Back in September of last year, I picked up a copy of The Year of Lear: Shakespeare in 1606 by James Shapiro. After the rave reviews it received in the press, how could I not? Especially since I knew the play of the title was just around the corner on this very blog (the past has become present, as we enter King Lear this month).
You know, they say you shouldn’t judge a book by its cover. I suppose the same can be said of titles.
If all of that seems rather ominous, rest easy.
This is a very good book. If I had consumed it differently, I might actually say “great.” Lemme ‘splain.
Reading the first chapter (and prologue), I was hooked. Shapiro’s style, to give a brief anecdote of British history, then make a sidelong connection to Shakespeare and/or an element in the text, is wonderful. Part storyteller, part “best professor you’ve ever had,” he takes the reader on a journey.

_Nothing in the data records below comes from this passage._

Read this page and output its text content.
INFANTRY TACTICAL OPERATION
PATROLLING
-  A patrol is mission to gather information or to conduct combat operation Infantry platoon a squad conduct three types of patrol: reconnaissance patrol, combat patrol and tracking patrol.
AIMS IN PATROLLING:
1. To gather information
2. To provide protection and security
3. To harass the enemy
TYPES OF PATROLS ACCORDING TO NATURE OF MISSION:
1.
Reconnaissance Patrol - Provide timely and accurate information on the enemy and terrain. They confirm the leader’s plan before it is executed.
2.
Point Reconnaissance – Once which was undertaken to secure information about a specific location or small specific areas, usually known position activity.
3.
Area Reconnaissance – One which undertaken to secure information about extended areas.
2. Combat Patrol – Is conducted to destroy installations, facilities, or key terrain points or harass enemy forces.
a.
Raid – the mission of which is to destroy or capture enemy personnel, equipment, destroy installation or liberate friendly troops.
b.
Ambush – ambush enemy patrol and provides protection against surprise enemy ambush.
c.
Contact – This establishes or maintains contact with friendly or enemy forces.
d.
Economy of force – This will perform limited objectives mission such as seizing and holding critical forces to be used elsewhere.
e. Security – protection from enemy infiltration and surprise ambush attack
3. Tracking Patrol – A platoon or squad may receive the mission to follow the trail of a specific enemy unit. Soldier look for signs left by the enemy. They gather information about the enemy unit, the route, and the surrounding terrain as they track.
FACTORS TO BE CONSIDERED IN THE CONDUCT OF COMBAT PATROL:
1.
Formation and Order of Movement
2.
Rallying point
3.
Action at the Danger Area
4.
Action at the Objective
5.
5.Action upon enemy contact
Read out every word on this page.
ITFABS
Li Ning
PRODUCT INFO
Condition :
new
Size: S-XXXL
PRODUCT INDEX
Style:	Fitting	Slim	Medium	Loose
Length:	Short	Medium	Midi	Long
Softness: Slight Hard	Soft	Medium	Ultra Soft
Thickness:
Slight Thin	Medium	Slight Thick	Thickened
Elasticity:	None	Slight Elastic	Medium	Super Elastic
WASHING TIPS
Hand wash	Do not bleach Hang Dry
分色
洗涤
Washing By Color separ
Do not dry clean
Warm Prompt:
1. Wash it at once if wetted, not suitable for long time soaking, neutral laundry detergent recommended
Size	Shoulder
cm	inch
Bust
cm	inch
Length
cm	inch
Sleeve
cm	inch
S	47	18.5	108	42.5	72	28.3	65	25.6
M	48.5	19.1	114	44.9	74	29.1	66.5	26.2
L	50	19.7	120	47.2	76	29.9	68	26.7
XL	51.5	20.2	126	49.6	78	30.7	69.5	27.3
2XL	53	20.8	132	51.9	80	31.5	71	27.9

He starts the trip with the same story of an aging king who divides his kingdom, only this version–King Leir–by a different playwright, and Shapiro makes the link to Shakespeare, via the national concern over monarchical succession. The play had been performed as early as 1590, but wasn’t sold until 1605. And here Shapiro begins to tie the past worry over who would replace Elizabeth on the throne to the current problems that faced the man who did. King James would face down the Gunpowder Plot in late 1605, and this would set the stage, as it were, for the context of Shakespeare’s writing of King Lear.
And so it goes, anecdote, connection, anecdote, connection. All beautifully done.
Then I made my mistake.
I switched from the written (albeit Kindle) word to the audio version. I listened but not as attentively. I was distracted (you know, stuff going on in the background of my mind and the foreground of my activity while listening), and when I became not distracted, I noticed we weren’t talking so much about Lear anymore. But now Macbeth…and then Antony and Cleopatra.
It threw me off.
My headspace had taken into account too much of the book’s cover, or rather its title, The Year of Lear, and not enough of its subtitle. Had I been reading, I think I would have made the transition from the King Lear connections to those of Macbeth and A&C, both of which were also (most likely) written in 1606.
The key was the “Year” not the “Lear.” But I missed that in my listening. It would have been more obvious in (a more careful) reading. And that’s my fault.
The bottom line is this: The book is very very good. Highly recommended.
I just may have to go back and re-READ those Macbeth and Antony and Cleopatra chapters later this year, as we head into those plays.